Cash flow, time management, and staffing issues are the main difficulties faced by female business owners, research reveals.
Reed Commercial has conducted a OnePoll survey of 100 female business owners that reveals a split in this particular demographic, with half having no business problems and the other half struggling with a range of financial issues.
Almost half of the respondents say money worries and cash flow problems had caused difficulties for them and their business. The majority of these respondents say these issues had impacted mainly during the early days of setting up the business, with some claiming the recession, nearby competition, and fluctuations in workloads have all affected their business’s cash flow.
Another respondent finds paying for equipment and wages before get paid for their work led to cash flow issues. For example, if they pay suppliers within 30 days, pay the wages on a weekly basis but have invoice terms of 60 days (as set out by their main customer), it can be very difficult to balance the books.
The respondents’ financial concerns do not end with cash flow, according to the survey. Some respondents say budgeting, funding issues and problems with mortgage applications had put pressure on their financial affairs.

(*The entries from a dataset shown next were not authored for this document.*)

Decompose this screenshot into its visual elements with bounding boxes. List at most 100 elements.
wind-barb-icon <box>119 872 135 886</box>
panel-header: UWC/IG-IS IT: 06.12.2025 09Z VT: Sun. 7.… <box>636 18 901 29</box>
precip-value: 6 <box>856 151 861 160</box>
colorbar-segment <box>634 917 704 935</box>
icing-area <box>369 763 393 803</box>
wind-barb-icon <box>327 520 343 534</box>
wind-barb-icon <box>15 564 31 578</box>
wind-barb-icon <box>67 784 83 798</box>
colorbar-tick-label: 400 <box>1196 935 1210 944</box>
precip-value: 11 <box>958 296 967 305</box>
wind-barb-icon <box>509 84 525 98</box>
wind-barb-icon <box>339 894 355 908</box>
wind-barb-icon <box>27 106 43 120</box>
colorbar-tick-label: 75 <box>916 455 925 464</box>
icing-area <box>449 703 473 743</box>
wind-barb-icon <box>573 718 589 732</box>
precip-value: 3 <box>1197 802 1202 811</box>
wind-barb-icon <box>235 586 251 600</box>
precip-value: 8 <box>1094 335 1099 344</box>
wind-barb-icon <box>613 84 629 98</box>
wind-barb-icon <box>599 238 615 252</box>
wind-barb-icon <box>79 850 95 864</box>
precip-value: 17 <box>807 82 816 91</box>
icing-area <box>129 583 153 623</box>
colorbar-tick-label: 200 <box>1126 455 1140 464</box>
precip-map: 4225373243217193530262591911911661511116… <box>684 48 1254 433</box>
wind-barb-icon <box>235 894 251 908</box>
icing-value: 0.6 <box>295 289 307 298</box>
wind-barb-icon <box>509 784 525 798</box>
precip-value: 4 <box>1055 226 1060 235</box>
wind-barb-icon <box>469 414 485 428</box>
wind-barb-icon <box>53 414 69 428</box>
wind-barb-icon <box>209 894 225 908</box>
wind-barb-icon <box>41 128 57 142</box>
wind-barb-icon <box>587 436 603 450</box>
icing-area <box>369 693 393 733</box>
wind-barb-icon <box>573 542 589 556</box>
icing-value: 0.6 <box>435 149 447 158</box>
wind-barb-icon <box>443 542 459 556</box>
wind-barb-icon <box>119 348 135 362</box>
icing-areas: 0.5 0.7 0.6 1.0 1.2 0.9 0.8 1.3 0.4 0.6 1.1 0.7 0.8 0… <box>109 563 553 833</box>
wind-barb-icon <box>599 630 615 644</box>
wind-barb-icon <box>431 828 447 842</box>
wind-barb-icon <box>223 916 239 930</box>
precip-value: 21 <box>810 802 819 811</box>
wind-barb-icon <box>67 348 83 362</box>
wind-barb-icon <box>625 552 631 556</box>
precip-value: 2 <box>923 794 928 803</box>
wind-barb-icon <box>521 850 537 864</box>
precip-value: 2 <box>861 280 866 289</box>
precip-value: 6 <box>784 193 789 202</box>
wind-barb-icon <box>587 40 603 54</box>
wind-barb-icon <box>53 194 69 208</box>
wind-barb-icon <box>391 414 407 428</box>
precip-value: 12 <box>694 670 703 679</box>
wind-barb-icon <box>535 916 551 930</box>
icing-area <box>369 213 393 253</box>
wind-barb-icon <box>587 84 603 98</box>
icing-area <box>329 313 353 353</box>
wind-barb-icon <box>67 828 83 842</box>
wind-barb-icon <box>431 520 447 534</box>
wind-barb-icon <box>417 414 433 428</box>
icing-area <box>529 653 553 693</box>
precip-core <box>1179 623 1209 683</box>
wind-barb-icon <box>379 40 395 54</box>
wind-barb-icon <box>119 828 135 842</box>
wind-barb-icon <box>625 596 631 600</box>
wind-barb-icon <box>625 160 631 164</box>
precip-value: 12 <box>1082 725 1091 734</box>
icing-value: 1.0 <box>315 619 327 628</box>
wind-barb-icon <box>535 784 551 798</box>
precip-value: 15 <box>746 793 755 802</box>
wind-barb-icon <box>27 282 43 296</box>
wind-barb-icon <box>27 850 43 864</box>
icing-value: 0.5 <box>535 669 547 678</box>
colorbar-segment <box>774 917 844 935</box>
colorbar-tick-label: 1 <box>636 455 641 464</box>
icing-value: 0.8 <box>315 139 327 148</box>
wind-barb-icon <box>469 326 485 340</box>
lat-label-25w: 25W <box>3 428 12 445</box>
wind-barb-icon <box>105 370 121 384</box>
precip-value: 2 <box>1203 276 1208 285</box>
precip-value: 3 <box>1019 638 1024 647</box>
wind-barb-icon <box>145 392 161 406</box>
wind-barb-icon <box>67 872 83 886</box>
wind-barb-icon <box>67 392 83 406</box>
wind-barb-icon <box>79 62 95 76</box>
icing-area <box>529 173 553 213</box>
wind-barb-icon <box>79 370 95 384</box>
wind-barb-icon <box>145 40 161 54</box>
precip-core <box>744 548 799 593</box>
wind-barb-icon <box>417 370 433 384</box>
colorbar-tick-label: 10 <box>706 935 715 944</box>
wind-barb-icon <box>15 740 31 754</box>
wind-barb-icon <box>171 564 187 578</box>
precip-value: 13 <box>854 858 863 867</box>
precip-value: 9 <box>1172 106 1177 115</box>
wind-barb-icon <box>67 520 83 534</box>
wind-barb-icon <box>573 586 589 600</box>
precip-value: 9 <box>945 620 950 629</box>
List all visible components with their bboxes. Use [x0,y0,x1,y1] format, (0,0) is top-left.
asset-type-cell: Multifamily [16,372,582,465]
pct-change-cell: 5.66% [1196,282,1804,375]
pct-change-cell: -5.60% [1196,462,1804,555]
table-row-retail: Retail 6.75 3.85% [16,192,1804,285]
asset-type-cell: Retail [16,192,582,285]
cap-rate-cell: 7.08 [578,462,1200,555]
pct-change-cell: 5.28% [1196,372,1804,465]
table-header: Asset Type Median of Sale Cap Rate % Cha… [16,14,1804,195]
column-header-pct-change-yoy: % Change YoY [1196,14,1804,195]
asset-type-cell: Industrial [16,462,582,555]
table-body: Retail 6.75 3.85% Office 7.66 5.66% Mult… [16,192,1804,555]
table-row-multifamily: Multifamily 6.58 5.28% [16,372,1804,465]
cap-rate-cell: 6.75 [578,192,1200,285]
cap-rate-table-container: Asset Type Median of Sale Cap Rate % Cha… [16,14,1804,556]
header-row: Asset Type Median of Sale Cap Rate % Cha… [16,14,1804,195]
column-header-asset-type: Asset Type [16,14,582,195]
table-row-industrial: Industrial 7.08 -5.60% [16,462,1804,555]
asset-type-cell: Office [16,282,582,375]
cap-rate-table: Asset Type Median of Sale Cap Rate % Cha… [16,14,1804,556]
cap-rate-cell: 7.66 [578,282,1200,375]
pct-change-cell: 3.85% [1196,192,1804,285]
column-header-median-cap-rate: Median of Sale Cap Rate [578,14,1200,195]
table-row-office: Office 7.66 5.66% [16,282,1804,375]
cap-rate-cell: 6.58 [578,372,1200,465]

Staffing is also cited as a key concern, with 10 per cent of respondents claiming they have issues finding reliable, and competent staff to help manage their business.
The survey highlights the successes of female business owners as well. Almost 50 per cent of respondents claim they had not faced any issues when setting up and running their business. Of the responses given, only a tiny proportion, less than 3 per cent, say intangible difficulties, such as stress or isolation, had caused issues for their business.
Finding the time
Time management and long working hours are further difficulties identified by more than 10 per cent of the respondents. This, coupled with a lack of understanding and empathy of the business owner lifestyle, can be difficult to manage, according to the research.
One female business owner says, ‘Most people are trained to fit into the 40/40/40 plan. Work for 40 hours a week, 40 years of your life and then live off 40 per cent of what you make. When we have been conditioned that way for decades, it is very hard (even for your closest friends and family) to understand why you would leave a well-paid job for an uncertain business venture.’
She adds, ‘In addition, it is hard to find like-minded people. I haven’t completely overcome this issue but I am working towards it by remembering that I am not alone, and there are people out there that are looking for what I have to offer, I just have to find them.”